Plastics Recycling: Using an Economic-feasibility Lens to Select the Next Moves

The article states that the growing issue of plastic waste pollution has prompted widespread calls for action from stakeholders, including consumers, regulators, and industries. Tackling this problem requires a comprehensive approach that reimagines the entire plastics value chain—from designing recyclable products to developing effective waste recovery systems and advancing recycling technologies. However, despite the significant potential for value creation through plastic reuse, only 15% of the plastic produced globally is recycled annually.

Several factors contribute to this disconnect. The affordability and versatility of plastics, particularly in packaging, have driven their global growth at an average annual rate of 6% since 1965. However, this expansion has outpaced the development of adequate systems to manage plastic waste effectively. Complicating the issue further are the fragmented value chain, the varying economics of recycled plastics compared to virgin resins, and unclear regulations that hinder progress.

To address these challenges, the article highlights the Plastics Recovery and Reuse (PRR) model, developed as a tool to assess the economic feasibility of recycling plastics across the value chain.

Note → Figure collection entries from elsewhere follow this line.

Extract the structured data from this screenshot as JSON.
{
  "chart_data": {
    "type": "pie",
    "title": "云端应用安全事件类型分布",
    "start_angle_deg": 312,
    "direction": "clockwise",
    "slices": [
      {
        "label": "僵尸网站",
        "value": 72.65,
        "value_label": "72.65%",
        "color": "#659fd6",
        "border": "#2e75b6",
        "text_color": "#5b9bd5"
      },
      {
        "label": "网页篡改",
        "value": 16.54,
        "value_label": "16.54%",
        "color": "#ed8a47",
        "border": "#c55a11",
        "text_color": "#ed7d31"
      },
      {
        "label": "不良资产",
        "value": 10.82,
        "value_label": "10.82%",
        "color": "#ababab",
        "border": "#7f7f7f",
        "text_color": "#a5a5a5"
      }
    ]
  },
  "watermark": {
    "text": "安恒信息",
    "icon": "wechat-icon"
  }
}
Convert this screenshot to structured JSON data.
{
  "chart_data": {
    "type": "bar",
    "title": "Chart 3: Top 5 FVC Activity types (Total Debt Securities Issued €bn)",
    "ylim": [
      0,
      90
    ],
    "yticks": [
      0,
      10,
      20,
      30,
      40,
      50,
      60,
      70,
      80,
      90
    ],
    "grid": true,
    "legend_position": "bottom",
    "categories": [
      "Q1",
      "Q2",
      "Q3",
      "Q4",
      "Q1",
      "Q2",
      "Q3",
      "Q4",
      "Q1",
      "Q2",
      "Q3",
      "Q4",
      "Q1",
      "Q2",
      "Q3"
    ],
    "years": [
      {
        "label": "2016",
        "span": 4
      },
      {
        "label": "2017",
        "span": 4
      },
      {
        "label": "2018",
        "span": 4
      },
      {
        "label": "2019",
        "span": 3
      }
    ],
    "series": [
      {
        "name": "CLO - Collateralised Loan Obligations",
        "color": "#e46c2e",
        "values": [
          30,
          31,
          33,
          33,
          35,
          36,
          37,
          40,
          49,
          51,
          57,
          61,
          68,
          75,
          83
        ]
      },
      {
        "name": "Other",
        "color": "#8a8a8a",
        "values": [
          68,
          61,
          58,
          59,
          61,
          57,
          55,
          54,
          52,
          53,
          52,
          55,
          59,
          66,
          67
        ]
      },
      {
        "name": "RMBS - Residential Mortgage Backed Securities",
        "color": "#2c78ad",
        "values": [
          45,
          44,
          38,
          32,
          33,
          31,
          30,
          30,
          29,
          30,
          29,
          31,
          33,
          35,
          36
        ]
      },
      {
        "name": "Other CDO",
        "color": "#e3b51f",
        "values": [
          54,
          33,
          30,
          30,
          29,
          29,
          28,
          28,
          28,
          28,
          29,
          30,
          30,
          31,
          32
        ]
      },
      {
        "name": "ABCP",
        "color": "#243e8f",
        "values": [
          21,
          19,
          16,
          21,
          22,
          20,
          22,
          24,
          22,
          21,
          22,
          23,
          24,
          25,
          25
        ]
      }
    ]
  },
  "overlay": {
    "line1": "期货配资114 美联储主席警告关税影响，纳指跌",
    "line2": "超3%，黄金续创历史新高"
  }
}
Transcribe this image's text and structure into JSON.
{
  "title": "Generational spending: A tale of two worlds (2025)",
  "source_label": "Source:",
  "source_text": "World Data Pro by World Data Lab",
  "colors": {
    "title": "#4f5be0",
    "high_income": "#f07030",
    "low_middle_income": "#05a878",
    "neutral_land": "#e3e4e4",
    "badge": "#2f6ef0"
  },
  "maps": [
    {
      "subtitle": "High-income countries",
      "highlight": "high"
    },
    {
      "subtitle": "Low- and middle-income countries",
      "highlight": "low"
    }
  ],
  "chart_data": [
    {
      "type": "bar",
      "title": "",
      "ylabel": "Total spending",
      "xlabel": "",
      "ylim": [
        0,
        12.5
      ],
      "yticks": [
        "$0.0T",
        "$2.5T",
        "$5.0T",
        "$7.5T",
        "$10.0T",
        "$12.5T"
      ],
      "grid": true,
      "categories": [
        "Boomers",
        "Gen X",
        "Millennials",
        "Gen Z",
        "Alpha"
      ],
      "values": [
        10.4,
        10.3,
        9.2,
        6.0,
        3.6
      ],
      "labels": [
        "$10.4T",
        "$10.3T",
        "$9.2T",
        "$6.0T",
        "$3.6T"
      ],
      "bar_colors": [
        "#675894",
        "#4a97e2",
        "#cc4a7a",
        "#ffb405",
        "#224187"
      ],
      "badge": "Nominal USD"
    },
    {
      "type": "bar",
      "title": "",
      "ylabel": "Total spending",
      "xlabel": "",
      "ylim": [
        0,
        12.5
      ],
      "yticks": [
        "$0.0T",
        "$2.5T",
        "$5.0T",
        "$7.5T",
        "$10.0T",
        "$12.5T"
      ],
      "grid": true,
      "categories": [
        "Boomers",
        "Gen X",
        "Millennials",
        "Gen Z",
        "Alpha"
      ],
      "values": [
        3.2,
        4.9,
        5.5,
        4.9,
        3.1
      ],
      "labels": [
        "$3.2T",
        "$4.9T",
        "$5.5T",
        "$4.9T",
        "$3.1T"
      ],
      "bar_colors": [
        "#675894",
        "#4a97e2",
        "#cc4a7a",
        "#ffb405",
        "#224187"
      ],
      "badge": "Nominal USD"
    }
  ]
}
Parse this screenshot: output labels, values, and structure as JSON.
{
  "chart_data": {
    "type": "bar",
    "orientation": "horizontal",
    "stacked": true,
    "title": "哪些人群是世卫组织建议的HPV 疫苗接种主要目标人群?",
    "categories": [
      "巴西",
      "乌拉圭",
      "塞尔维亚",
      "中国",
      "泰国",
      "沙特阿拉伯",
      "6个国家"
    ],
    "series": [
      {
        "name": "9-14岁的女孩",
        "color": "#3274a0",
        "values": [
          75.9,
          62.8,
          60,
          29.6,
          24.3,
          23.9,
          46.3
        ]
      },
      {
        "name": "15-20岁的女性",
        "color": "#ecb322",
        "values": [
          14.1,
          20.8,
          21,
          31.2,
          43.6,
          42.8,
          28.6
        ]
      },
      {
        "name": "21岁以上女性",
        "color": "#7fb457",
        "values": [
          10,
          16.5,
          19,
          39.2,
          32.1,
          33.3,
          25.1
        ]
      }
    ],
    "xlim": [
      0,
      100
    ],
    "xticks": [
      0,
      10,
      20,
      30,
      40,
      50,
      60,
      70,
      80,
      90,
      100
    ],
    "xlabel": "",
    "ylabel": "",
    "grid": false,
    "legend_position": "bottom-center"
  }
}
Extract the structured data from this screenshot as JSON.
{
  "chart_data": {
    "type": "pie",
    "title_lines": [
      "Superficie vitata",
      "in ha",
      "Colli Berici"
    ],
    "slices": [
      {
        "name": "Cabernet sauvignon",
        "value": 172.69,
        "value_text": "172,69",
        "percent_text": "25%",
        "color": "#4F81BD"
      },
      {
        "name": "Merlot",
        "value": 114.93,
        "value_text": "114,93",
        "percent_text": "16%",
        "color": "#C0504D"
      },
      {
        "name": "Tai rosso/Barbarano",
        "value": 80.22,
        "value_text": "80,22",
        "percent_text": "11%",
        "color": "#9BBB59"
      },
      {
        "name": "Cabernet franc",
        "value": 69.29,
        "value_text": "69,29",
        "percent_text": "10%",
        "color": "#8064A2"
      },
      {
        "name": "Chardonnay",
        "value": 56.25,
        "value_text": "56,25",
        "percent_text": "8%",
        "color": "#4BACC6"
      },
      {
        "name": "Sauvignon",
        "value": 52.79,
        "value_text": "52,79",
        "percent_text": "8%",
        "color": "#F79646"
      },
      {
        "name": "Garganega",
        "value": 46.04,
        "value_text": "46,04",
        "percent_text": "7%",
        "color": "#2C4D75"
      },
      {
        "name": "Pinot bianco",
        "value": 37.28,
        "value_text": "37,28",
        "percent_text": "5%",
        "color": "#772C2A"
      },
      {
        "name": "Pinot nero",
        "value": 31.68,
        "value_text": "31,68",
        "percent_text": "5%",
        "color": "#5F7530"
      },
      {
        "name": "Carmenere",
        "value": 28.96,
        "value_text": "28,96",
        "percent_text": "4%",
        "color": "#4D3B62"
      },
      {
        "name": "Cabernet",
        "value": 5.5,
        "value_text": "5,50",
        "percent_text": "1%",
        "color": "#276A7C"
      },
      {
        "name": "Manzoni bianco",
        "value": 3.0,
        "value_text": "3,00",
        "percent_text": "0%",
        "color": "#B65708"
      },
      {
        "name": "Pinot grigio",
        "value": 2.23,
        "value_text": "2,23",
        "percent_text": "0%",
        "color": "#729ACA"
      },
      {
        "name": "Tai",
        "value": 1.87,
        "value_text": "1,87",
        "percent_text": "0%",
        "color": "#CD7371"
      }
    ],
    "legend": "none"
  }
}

The model evaluates over 1,000 combinations of resin types, applications, geographical locations, and recovery methods. Incorporating granular data on global plastic flows helps identify the most viable recycling opportunities. Key factors analyzed include major resin types (such as PET, HDPE, and PP), diverse applications (ranging from packaging to construction materials), and regional waste management practices.

The findings of the PRR model reveal that recycling efforts currently face significant hurdles. Only about 20% of plastics-waste volumes represent economically attractive opportunities that generate sufficient returns to satisfy private investors. Approximately 50% of cases yield positive operating margins but fail to achieve profitability when capital costs are included. The remaining 30% of waste volumes involve applications where recycling is prohibitively expensive due to high capture and processing costs.

To overcome these barriers, the article suggests several strategies:

• Scaling Recycling Systems: Developing cost-effective collection and processing methods.
• Improving Product Design: Redesigning items for better recyclability by substituting resins or modifying specifications.
• Enhancing Collaboration: Encouraging value-chain partners to coordinate efforts and align requirements to boost economic feasibility.
• Informed Policy Making: Using tools like the PRR model to guide regulatory decisions that support sustainable recycling initiatives.
• Investment Resilience: Preparing for shifts in economic conditions, such as changes in oil prices and petrochemical market dynamics.

The article emphasizes that a one-size-fits-all solution will not work for the diverse challenges posed by plastic waste. Tailored strategies, informed by granular economic insights, can pave the way for a circular economy for plastics. By aligning stakeholders and directing investments strategically, these efforts can contribute to resolving the global plastic waste crisis effectively.